Eating off the Hill: Taco Tuesday at Toro Taqueria

After four years working on Parliament Hill, I'm always on the lookout for new and different lunching options, having tried most places at least a few times. So I was pleased during recent Google Maps and Yelp trolling to find a new taco option not too far outside my usual lunch walking radius: Toto Taqueria, on Slater at Bank.

Long-time Ottawa lunchers will recognize this location -- actually, the famed Germantown Deli used to be next door -- it's now a bubble tea place or something. Rising rents forced them out, but I guess tacos and bubble tea are bringing in more revenue.

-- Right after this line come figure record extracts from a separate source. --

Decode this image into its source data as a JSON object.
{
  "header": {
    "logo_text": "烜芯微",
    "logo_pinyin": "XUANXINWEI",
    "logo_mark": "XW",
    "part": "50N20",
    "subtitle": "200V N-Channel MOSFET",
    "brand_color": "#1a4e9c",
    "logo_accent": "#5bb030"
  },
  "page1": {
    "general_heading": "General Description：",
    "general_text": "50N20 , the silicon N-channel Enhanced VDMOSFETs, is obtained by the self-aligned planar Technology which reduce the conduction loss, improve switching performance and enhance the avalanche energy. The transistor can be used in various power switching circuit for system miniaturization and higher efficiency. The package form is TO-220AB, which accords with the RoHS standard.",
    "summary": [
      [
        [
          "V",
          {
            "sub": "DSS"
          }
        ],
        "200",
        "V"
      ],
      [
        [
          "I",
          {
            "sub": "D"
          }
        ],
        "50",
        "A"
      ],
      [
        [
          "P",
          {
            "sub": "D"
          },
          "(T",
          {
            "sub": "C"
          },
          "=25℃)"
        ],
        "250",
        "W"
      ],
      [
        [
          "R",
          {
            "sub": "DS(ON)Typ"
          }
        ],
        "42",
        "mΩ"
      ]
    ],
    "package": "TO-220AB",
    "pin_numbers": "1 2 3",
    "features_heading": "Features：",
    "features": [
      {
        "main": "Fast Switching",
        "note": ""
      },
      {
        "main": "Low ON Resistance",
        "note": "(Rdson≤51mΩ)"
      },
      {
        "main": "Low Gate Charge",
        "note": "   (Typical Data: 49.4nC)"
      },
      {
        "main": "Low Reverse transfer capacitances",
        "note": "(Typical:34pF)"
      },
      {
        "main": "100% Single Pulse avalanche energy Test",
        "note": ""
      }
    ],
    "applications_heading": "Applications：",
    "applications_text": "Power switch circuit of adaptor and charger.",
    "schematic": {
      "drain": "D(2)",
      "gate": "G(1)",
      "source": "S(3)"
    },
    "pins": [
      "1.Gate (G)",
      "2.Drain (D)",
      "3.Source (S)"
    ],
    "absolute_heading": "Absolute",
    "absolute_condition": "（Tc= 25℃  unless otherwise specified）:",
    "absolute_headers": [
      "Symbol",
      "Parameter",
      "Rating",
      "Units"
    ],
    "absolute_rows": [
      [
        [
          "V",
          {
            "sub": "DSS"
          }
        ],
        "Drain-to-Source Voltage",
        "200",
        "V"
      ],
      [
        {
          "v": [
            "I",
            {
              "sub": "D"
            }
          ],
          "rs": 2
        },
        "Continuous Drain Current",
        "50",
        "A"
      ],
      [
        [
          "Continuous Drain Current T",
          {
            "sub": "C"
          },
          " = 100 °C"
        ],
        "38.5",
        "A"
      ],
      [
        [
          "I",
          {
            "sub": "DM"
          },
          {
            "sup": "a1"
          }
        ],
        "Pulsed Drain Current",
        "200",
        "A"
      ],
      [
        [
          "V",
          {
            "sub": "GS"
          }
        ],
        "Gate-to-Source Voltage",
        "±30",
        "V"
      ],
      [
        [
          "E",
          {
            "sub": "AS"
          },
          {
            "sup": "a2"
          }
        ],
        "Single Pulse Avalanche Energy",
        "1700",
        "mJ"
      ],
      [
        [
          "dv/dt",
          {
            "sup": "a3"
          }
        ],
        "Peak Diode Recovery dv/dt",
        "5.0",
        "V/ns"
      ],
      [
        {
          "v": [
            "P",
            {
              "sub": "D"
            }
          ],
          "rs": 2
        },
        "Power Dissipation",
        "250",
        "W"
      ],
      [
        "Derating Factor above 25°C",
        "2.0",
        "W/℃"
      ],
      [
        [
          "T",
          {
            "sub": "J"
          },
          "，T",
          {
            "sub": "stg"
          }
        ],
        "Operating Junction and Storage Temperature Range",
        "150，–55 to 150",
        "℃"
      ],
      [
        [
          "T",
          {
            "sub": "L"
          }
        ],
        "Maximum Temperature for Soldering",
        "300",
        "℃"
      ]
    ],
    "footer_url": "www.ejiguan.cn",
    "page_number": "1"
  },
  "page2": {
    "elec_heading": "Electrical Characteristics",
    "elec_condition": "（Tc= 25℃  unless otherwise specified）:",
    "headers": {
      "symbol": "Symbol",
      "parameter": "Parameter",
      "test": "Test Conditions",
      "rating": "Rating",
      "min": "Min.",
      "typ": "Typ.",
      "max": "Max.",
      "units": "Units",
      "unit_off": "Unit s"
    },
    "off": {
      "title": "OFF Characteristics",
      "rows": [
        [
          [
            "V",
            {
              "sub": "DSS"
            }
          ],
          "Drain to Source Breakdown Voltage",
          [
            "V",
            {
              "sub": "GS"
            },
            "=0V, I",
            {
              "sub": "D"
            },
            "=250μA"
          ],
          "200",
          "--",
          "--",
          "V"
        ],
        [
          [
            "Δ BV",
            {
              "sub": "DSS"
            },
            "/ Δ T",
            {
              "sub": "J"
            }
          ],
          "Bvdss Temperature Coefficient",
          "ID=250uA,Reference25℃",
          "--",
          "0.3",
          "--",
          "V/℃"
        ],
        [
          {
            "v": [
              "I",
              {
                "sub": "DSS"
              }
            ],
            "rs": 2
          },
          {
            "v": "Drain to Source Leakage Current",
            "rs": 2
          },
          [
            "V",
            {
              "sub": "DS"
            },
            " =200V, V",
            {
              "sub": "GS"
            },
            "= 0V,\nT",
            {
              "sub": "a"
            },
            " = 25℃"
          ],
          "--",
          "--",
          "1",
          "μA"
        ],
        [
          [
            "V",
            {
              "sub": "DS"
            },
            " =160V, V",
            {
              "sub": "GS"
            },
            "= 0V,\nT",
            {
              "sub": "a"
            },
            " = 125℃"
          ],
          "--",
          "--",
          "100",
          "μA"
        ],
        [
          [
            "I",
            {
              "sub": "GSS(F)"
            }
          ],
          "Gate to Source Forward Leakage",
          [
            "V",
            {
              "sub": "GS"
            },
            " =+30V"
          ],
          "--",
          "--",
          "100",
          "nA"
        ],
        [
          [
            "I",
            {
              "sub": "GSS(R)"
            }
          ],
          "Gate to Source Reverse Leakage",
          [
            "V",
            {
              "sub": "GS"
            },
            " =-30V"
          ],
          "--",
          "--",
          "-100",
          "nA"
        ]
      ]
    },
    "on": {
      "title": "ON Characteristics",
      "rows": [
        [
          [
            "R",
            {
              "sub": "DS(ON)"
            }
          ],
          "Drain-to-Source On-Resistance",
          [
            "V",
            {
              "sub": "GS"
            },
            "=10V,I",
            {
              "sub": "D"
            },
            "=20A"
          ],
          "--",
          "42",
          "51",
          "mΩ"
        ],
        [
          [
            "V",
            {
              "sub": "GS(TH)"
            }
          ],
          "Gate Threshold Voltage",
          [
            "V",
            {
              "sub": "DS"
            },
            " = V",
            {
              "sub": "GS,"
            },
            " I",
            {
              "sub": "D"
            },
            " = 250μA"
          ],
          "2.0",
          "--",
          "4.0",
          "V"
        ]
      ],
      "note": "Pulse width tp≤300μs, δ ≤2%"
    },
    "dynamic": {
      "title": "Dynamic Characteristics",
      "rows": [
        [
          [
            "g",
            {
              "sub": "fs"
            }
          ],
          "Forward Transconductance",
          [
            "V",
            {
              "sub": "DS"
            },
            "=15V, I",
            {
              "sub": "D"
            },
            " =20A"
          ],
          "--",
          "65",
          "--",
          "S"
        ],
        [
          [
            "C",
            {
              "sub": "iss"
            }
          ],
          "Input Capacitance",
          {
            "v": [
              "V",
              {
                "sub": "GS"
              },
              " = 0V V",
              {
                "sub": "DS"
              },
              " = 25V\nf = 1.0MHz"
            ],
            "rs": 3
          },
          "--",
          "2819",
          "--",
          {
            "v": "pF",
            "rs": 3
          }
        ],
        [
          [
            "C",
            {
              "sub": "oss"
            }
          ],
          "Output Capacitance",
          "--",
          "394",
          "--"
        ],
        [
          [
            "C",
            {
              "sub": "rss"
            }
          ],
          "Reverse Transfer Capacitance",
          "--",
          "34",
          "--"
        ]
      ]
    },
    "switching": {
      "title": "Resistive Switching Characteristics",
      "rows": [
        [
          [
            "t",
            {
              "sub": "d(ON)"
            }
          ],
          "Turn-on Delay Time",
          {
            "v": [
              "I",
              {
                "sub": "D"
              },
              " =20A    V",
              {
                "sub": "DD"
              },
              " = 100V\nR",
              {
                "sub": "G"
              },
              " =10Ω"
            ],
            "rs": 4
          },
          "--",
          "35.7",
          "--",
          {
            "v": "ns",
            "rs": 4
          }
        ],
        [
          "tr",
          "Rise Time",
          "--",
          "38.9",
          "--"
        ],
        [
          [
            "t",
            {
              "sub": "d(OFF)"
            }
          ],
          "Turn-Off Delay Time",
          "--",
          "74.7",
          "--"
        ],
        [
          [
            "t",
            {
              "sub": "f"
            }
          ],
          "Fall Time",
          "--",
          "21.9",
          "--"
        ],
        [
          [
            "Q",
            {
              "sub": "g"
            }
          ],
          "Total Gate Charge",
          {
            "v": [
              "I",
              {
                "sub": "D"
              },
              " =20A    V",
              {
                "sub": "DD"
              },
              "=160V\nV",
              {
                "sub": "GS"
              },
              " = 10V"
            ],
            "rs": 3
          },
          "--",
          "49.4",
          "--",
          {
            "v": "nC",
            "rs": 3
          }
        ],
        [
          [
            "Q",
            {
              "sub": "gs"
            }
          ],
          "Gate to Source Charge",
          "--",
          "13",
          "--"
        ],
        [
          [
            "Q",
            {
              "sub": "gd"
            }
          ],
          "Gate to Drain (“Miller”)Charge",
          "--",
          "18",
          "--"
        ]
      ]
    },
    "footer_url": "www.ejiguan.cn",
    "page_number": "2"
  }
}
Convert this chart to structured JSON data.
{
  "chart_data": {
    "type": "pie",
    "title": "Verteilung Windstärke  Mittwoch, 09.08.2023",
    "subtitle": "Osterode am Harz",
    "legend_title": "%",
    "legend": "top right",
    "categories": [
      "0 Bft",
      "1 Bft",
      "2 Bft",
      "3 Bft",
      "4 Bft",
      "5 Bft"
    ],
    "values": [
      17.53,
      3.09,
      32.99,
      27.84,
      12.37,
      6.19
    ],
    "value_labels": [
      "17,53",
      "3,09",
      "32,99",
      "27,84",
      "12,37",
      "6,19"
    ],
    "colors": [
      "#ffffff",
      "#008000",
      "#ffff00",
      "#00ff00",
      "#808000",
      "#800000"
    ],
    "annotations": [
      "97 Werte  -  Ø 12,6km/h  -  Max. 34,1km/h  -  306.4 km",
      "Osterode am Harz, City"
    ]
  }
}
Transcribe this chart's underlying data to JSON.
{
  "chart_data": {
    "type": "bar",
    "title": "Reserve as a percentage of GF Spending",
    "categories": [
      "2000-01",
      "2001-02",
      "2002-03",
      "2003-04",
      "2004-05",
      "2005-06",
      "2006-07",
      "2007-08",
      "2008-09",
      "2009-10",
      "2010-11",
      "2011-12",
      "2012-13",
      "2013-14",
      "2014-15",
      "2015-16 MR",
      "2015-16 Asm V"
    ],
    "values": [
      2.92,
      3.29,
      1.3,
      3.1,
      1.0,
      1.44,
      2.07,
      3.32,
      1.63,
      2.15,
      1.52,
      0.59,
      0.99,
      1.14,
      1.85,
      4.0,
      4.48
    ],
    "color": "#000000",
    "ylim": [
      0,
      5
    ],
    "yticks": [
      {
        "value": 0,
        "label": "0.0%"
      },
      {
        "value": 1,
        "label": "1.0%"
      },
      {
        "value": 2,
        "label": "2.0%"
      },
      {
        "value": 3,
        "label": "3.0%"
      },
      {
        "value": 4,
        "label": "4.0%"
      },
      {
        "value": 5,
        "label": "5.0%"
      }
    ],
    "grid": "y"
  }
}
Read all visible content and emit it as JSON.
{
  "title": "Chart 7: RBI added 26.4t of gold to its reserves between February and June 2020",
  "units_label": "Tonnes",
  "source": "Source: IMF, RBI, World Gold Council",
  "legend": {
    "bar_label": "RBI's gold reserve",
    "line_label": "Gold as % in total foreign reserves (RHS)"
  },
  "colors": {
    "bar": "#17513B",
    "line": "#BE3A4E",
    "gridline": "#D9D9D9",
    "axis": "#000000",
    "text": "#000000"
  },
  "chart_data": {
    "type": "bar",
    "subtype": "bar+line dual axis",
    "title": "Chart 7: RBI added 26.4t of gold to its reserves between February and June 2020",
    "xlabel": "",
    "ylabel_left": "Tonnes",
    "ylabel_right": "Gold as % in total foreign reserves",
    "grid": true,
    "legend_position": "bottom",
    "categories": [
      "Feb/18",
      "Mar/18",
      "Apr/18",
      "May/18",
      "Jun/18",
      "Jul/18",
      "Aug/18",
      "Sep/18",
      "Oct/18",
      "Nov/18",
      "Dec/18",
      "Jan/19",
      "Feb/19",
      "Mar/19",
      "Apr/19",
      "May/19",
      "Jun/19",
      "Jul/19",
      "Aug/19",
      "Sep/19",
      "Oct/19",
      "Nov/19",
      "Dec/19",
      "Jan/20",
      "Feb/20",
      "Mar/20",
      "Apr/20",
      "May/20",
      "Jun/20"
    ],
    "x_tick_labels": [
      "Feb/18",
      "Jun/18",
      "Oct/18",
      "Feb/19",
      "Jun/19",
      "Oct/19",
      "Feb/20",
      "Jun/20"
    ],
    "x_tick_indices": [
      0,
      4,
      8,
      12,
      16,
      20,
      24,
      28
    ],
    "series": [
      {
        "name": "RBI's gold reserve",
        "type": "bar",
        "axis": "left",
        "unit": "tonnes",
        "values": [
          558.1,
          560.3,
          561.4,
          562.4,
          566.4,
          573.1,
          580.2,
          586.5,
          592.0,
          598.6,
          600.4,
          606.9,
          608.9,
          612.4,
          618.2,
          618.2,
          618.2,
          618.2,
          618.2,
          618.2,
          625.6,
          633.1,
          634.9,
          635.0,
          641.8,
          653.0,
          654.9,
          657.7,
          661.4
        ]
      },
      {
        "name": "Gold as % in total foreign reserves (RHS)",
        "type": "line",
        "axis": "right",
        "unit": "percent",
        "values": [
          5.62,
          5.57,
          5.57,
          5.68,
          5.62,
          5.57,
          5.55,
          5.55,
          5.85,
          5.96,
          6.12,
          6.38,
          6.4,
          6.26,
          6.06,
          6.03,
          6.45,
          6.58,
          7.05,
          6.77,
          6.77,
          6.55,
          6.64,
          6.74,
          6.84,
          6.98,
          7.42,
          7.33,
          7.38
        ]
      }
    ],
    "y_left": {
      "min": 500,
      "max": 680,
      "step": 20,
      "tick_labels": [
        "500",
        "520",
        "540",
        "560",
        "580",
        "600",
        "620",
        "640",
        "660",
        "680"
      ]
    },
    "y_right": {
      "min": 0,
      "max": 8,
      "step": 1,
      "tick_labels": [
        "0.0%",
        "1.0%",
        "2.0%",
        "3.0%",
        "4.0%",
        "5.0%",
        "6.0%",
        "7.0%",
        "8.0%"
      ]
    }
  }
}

Anyway, this ain't Taco Bell, so fancy tacos ain't cheap. The three I had would regularly run $13.50 in total, but as I went on Taco Tuesday when tacos were $4 each, it cost me $12. Another $4 for the guacamole and chips, and $3 for my Mexican grape Fanta. Still well more than my usual lunch budget, so this will be an only on Taco Tuesdays stop. Still, I do recognize that fresh and quality ingredients are worth a premium.

Arriving early at 11:30 AM to beat the lunch rush, I ordered:

  • Picadillo: Chopped beef and potato in taco potion, with lettuce, pico de gallo,  and salsa roja.
  • Guadalajara: Red chile rubbed tortilla, Pollo Asado, Chorizo.
  • Carnitas: Ancho, Guajilo, hibiscus rubbed pork shoulder.

  • So, one each of a chicken, beef and pork. I went from left to right, starting with the carnitas. It was OK, good flavour, could have used a bit more veg variety and texture. It certainly wasn't dry -- in fact, it was wet. Very wet. Dripping onto your shirt wet, so be careful. The Guadalajara was similar -- little wet, nice flavour to the chicken, but also some nice texture with a good crunch. This one came with a lime for added flavour. And the Picadillo was a nice ending, with nicely seasoned beef.

    I don't go gaga for Guac but this was good, but again could have used a bit more flavour. Do you put lime in Guac? Maybe it needed more guac. The chips were crunchy and thick and certainly seemed house-made. I almost went for the Orange Fanta, but decided to change it up and go grape, which I don't ever recall having -- not since I was a kid, anyway. It was good -- very much like a grape Popsicle. Needed more fizz though.

    All in all, a pretty good, if pricy, Mexican taco experience. Would like to see stronger flavours achieved though without resorting to hot sauce. Happy Taco Tuesday!